At the same time, adults with CF were facing considerable problems with things that to others are mundane:  getting places in higher education, obtaining employment, obtaining driving licenses, life insurance, mortgages, private pension plans and so on.  Much of the difficulty was due to the existing prejudicial thinking that CF was a childrens' disease, and that adults were an exception who would eventually become a liability.  I do not think this set of prejudices has been fully overcome 20 years on, although progress has been made.

Finally, those adults who were disabled by their illness were having inordinate difficulties in obtaining social security benefits, since the rules on disability were inflexible, and geared towards those in wheelchairs, ignoring other types of difficulty such as breathlessness.

ACFA set about developing information to distribute to adults, thus empowering them to change things.  We also collected information through surveys, and compiled a book based on our own experiences to help those to come.  Local group meetings, national and international conferences were organised, newsletters were produced, and the organisation grew in influence, stature and membership.  Unfortunately problems due to cross-infection with Burkholderia cepacia severely curtailed activities.  At the same time, I was moving on and up in my career, and simply could not spare the time involved to organise activities.  So I remained a member, but the older generation has given over to the young, and ACFA has moved on - indeed so much so that because the majority of patients with CF are now adults, its role has been taken over by the CF Trust, and adults with CF have moved into the mainstream.

This does not mean that I do not support the causes of adults with CF.  I am frequently invited to speak at meetings on behalf of the CF Trust.  These are usually meetings to which adults, parents, doctors and health care professionals, and other interested parties are invited.  When I was a teenager, there were very few older patients who could pass on their experiences.  The prejudice about CF being a childrens' disease, and the prognosis being poor still remains among the general public.  It is hard work to travel and prepare for these meetings, but the look of hope on the faces of young people with CF, parents whose babies have just been diagnosed, and even the health care professionals themselves makes it all worthwhile.

In 1996, I undertook a major challenge, when I did the Three Peaks Walk for CF.  This involves walking up the highest mountains in Wales (Snowdon), England (Sca Fell) and Scotland (Ben Nevis) in one weekend.  I trained for months for this event, although I was already quite fit.  I managed Snowdon well enough, and got to the top of Sca Fell, climbing mostly at night.
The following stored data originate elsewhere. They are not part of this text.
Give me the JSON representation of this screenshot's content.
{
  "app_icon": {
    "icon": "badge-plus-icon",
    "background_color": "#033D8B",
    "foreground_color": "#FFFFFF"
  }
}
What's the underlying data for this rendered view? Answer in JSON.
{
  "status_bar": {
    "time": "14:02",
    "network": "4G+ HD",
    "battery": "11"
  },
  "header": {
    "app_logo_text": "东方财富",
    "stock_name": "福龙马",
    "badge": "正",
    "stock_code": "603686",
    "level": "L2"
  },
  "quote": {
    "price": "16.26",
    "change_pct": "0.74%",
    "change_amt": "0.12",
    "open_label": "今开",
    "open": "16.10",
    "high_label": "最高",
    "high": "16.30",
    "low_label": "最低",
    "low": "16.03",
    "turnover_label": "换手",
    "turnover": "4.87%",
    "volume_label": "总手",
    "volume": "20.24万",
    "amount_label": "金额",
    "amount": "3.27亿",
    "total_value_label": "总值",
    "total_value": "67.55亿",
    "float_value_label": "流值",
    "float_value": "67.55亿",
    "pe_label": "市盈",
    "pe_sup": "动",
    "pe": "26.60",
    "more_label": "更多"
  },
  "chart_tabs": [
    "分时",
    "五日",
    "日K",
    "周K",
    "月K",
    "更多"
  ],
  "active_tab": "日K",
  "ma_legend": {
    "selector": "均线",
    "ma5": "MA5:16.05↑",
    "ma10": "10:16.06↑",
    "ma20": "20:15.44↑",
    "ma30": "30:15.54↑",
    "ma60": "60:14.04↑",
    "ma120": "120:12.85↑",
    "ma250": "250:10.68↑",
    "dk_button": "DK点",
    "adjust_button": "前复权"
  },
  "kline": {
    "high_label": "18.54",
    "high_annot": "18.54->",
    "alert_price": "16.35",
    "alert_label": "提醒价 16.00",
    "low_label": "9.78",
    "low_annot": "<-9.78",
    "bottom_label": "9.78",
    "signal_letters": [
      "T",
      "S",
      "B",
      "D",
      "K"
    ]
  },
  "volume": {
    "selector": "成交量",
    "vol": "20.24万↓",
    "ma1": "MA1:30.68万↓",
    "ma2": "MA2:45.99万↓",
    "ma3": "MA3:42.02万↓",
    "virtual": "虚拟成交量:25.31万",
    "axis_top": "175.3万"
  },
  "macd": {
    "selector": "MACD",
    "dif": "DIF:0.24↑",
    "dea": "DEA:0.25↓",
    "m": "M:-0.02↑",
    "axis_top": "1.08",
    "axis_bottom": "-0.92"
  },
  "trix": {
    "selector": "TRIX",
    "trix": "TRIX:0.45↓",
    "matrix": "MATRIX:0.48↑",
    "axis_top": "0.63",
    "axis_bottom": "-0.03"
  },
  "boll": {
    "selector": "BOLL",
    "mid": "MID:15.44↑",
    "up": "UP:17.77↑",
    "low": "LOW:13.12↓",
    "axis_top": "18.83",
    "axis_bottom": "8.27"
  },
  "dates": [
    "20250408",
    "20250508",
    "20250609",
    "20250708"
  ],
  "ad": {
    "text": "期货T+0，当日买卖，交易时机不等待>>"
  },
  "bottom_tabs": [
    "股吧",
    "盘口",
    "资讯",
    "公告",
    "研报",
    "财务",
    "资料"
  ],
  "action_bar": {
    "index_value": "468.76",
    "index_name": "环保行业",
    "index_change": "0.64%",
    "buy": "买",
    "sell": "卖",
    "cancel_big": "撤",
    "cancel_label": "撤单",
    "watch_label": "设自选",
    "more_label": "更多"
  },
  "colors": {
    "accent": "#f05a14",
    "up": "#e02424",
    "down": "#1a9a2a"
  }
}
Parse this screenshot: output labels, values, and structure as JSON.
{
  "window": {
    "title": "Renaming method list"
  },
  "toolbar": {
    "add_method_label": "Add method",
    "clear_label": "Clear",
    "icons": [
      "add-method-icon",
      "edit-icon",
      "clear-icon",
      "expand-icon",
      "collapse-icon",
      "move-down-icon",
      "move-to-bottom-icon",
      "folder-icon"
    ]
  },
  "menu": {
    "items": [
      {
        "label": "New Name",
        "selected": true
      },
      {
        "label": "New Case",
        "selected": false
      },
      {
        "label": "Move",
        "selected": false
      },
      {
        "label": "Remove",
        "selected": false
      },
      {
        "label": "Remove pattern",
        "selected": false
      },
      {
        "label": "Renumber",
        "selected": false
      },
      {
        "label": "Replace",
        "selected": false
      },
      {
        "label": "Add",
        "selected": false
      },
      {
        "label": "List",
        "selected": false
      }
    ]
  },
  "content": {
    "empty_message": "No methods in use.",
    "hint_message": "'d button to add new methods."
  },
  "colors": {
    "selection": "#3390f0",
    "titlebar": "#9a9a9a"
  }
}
On the way down from Sca Fell, I fell and twisted my right knee, damaging the cartilage.  I managed to walk down, and climb part of the way up Ben Nevis, but the knee was too painful.  Despite being 37 years old at the time, and having CF, it was not my lungs that failed me in the end.  And despite the injury I raised over 1000 UK pounds for CF research.

I continue to support fundraising for CF whenever I can. Recently Quick Quacks motorcycle club - a club for doctors who ride motorbikes of which I was a founding member - made a donation to the CF Trust.